Screaming at the Ocean
Updated: Mar 11
Resisting change is still your least effective business strategy
At the peak of their power in 2004, Blockbuster Video had 9,000 stores worldwide and had recently been sold for $9B. Meanwhile, Reed Hastings, who had founded Netflix in 1997, understood that online technology was the future of the video business and created a model to support the change he saw coming. Blockbuster’s response: ignore the noticeable shift in the desires of their target audience and, instead, focus on creating a more “home theater experience” by selling popcorn and Junior Mints. By 2013, Blockbuster had closed all remaining stores and virtually ceased to exist. In nine short years, Blockbuster went from the video market king to a footnote in history because they didn't adapt to change, let alone drive it.
When the subject of change is discussed, people tend to react as if they are at a seventh-grade dance: on one side of the room, you have folks who claim to love change, while glued to the opposite wall is a group that resists change with every fiber of their being. Both of these perspectives are, in fact, accurate as society has a love/hate relationship with the overall concept of change. However, that love or hate is mainly based on the driving force behind the change. For example, I loved working from home until being forced to do so due to the pandemic.
Simply put, people very rarely grumble about change that is directed by their actions or decisions. It’s change that is forced by others or society that creates negative feelings. This uneasiness is generally shared as any variety of “it was better in the good old days” statements – especially in the promotional products industry. Whether it’s the proliferation of internet purchasing or working with millennials, many like to fault stagnating sales on changes outside of their control. However, when the layers of the blame onion are peeled back, it’s easy to realize these are little more than hollow rationalizations.
Internet Purchasing – The old sales adage that states “people buy from people they know, like, and trust” is as accurate today as it’s ever been, with a slight difference. Today the adage should read, “people buy from people, brands, and companies they know, like, and trust.” The fact is that internet distributors are not the cold, faceless companies of the past. Today, many build meaningful – and trusting – relationships with their clients. If you are losing sales to an online competitor, it merely means that you are not providing the value or experience that your client is seeking.
Working with Millennials and Gen Z – The fact is that both generations have grown up with more technology than any previous generations could have ever imagined. They communicate using methods that may feel unprofessional: text, Twitter, Facebook messenger, Snapchat, and Instagram, to name a few. However, it’s not the responsibility of millennials and Gen Z to ignore decades of technology to make older generations comfortable.

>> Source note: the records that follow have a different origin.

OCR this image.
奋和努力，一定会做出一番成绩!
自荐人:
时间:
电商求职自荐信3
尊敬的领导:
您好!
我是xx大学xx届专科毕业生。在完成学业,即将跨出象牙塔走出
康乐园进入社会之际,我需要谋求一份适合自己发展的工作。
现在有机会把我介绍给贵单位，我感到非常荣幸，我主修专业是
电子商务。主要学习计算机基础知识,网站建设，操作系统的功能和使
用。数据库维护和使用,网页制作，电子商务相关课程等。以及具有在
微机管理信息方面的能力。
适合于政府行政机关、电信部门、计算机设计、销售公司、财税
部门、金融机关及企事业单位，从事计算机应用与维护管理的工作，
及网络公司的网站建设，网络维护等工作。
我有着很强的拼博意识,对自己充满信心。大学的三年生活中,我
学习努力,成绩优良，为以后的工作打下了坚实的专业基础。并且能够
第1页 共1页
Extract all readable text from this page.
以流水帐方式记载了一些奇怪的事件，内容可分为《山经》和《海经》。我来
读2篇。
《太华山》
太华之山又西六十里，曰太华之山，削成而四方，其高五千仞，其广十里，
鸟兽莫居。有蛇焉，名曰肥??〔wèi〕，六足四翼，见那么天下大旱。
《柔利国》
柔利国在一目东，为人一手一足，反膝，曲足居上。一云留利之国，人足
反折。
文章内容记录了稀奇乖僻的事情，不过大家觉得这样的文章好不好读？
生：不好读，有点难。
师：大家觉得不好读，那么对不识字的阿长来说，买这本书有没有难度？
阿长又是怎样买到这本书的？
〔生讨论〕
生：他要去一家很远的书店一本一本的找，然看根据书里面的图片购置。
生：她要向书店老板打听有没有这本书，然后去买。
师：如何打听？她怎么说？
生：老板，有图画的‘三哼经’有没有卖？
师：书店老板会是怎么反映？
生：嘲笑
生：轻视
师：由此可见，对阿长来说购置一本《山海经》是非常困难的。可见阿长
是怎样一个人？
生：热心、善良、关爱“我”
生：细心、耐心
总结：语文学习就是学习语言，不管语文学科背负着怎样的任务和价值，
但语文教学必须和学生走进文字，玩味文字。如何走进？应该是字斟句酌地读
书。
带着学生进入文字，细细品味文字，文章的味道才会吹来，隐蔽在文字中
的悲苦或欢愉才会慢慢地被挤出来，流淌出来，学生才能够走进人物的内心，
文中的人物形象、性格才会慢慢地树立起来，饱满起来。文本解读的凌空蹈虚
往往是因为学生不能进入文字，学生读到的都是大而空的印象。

It’s our responsibility (full disclosure: I’m 51 and, therefore, a member of Generation X) to adapt to how they choose to communicate.
I have good news and bad news.
First, the bad news: clients will continue to leverage technology to make purchases as long as the experience is frictionless. Younger generations will persist in utilizing technology to communicate and conduct business.
Now, the good news: Individuals and companies that adapt to and integrate societal change are the ones that truly succeed. Instead of doing everything in your power to avoid the change, seek to include that change in your business strategy:
Learn the value of content marketing
Listen to ideas from other generations - young and old
Find ways to leverage emerging technology to complement services
Take advantage of mentoring and other education available
Quit complaining about change; it’s as inevitable as death and taxes. Ignoring the rapidly changing business environment is as effective at standing on a beach and screaming for the ocean to turn left. It’s up to each company to drive (or, at least, adapt to) said change or embrace irrelevancy while pining for the way things used to be. The management that ran Blockbuster Video shouldn’t blame their demise on streaming technology any more than Kodak should blame digital photography’s proliferation for their bankruptcy. The fact is both companies failed to modify their businesses to societal change and became cautionary business tales.
Clinging on to outdated sales practices and lamenting about the “good old days” might make for exciting fodder at the local watering hole, but don’t mistake it for a business strategy - ask former Blockbuster executives. It is, however, a quick way to be left behind by your competition and win the race to obsolescence.